Esta concepción de la política, como relación entre clases en el ámbito de una historia hecha por los propios hombres, se encuentra en franca oposición, por ejemplo, a la reducción habermasiana de la política en la búsqueda de un consenso fundado en un hipotético (en los límites del capitalismo) “espacio público”. En la visión de Daniel Bensaïd (1999, p. 216), en su  tentativa de establecer principios normativos para la reconstitución del “espacio público”, Habermas coloca “entre paréntesis el conflicto social”, concibiéndolo “no como el fundamento, y sí como la consecuencia del conflicto entre doctrinas comprensivas inconciliables”; la política es, entonces, ligeramente reducida “a un consenso desencarnado, en levitación” (Bensaïd, 1999, p. 216).

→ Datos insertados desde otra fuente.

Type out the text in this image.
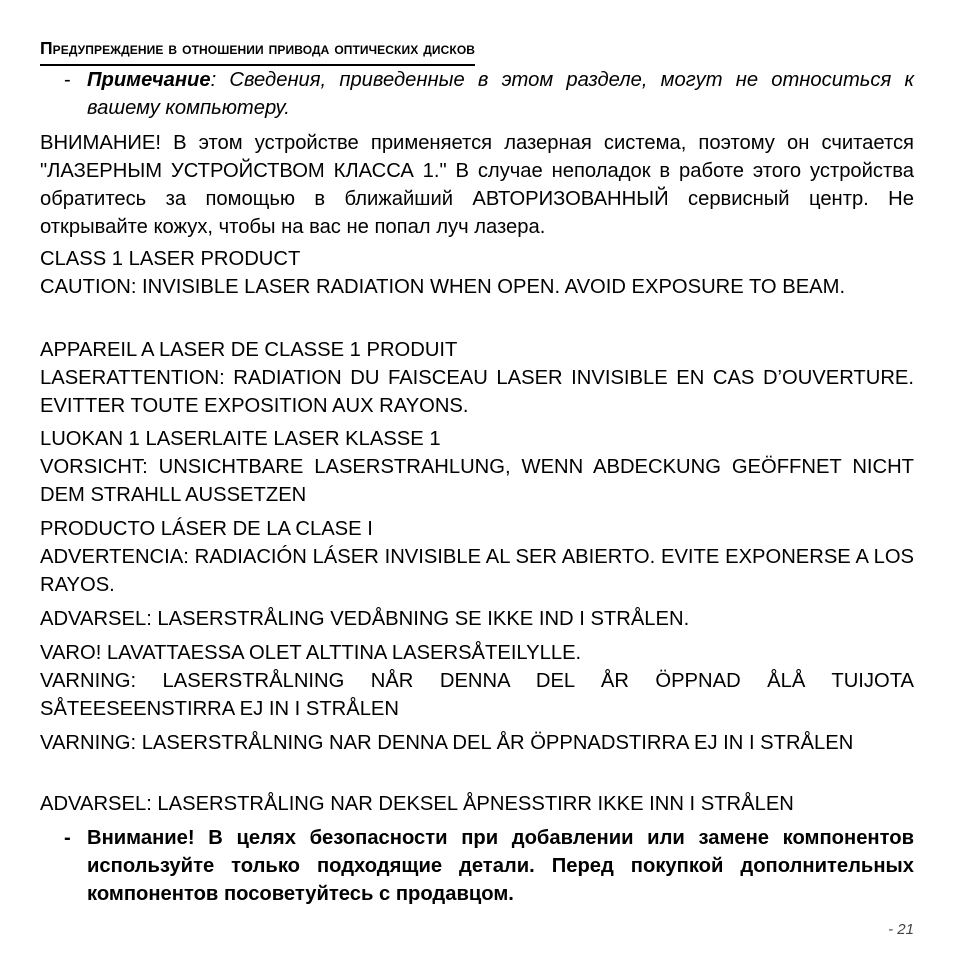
Предупреждение в отношении привода оптических дисков
- Примечание: Сведения, приведенные в этом разделе, могут не относиться к вашему компьютеру.

ВНИМАНИЕ! В этом устройстве применяется лазерная система, поэтому он считается "ЛАЗЕРНЫМ УСТРОЙСТВОМ КЛАССА 1." В случае неполадок в работе этого устройства обратитесь за помощью в ближайший АВТОРИЗОВАННЫЙ сервисный центр. Не открывайте кожух, чтобы на вас не попал луч лазера.

CLASS 1 LASER PRODUCT

CAUTION: INVISIBLE LASER RADIATION WHEN OPEN. AVOID EXPOSURE TO BEAM.

APPAREIL A LASER DE CLASSE 1 PRODUIT

LASERATTENTION: RADIATION DU FAISCEAU LASER INVISIBLE EN CAS D’OUVERTURE. EVITTER TOUTE EXPOSITION AUX RAYONS.

LUOKAN 1 LASERLAITE LASER KLASSE 1

VORSICHT: UNSICHTBARE LASERSTRAHLUNG, WENN ABDECKUNG GEÖFFNET NICHT DEM STRAHLL AUSSETZEN

PRODUCTO LÁSER DE LA CLASE I

ADVERTENCIA: RADIACIÓN LÁSER INVISIBLE AL SER ABIERTO. EVITE EXPONERSE A LOS RAYOS.

ADVARSEL: LASERSTRÅLING VEDÅBNING SE IKKE IND I STRÅLEN.

VARO! LAVATTAESSA OLET ALTTINA LASERSÅTEILYLLE.

VARNING: LASERSTRÅLNING NÅR DENNA DEL ÅR ÖPPNAD ÅLÅ TUIJOTA SÅTEESEENSTIRRA EJ IN I STRÅLEN

VARNING: LASERSTRÅLNING NAR DENNA DEL ÅR ÖPPNADSTIRRA EJ IN I STRÅLEN

ADVARSEL: LASERSTRÅLING NAR DEKSEL ÅPNESSTIRR IKKE INN I STRÅLEN

- Внимание! В целях безопасности при добавлении или замене компонентов используйте только подходящие детали. Перед покупкой дополнительных компонентов посоветуйтесь с продавцом.
- 21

Pero en verdad, “en cuanto los sujetos consensuales de la comunidad comunicacional ideal (formulada por Habermas) aparecen como angelitos etéreos y ectoplasmas sin emociones ni pasiones, la lengua es un lugar en el que los ‘hablantes’ se enfrentan: el discurso perentorio de los dominadores y la palabra subalterna de los dominados”. En última instancia, “la acción comunicativa no escapa de los conflictos y de las relaciones de fuerza. Hay palabras que hieren y palabras que matan” (Bensaïd, 2008, p. 44).   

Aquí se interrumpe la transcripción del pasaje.